TORAYMYXIN™ is the only Polymyxin B Hemoperfusion therapy for endotoxin adsorption
TORAYMYXIN™ (PMX™) is an extracorporeal hemoperfusion cartridge designed to remove endotoxin in blood. TORAYMYXIN™ is indicated for patients with sepsis or septic shock caused by suspected Gram-negative bacterial infection or endotoxemia.
TORAYMYXIN™ is composed of polymyxin B-immobilized polystyrene derivative fibers. Polymyxin B is an antibiotic which is well known to bind endotoxin selectively.
Systemic use of polymyxin B is restricted due to nephrotoxicity and neurotoxicity. However, TORAYMYXIN™ selectively removes circulating endotoxin, because polymyxin B is covalently bonded to the fiber.
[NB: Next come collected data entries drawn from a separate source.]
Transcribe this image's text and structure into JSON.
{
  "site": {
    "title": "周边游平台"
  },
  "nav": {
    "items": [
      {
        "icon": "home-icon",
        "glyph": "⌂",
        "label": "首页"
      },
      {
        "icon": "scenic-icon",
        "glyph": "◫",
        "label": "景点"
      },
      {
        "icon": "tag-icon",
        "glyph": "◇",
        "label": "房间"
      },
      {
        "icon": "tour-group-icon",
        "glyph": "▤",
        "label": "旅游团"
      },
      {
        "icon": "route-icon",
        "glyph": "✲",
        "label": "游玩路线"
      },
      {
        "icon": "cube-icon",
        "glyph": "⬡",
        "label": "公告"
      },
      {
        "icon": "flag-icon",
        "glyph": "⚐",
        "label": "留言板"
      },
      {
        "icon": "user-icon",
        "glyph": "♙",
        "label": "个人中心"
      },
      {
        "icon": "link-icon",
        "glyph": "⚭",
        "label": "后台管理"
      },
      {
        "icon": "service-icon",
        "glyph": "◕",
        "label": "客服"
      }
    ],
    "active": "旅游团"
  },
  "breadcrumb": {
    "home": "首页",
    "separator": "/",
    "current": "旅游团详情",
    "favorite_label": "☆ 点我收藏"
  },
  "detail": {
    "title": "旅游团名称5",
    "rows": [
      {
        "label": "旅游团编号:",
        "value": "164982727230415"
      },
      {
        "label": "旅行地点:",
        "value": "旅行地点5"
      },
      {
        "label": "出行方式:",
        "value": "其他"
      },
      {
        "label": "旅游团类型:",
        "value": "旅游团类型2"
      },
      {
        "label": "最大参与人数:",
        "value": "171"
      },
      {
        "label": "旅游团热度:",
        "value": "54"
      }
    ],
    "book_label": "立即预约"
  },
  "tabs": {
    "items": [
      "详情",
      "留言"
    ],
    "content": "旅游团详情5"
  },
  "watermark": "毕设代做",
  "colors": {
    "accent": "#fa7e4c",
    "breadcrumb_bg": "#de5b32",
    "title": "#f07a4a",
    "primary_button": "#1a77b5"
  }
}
TORAYMYXIN™ was approved by the Japanese Ministry of Health and Welfare in 1993, and was listed in national health insurance in 1994. In the worldwide, TORAYMYXIN™ is launched in more than 10 countries since TORAYMYXIN™ acquired EC certificate in 1998. Until now, over 150,000 patients have been treated with TORAYMYXIN™ worldwide.
Structure of TORAYMYXIN™
|Priming volume||135 ± 5mL||40 ± 3mL|
|Fibers (dry weight)||56 ± 3g||15 ± 2g|
|Inlet pressure||< 250mmHg|
|Sterilization||High-pressure steam sterilization|
|Expiration||2 years after sterilization|
(Currently, PMX-05R is available only in CE marking countries and Japan.)
TORAYMYXIN™ is indicated for use in the treatment of patients with sepsis or septic shock caused by gram-negative bacteria, who meet the following conditions :
- Endotoxemia or suspected gram-negative infection, and
- Systemic Inflammatory Response Syndrome (SIRS), as defined by the presence of at least two of the following four conditions :
- Fever or hypothermia (body temperature of above 38˚C or below 36˚C)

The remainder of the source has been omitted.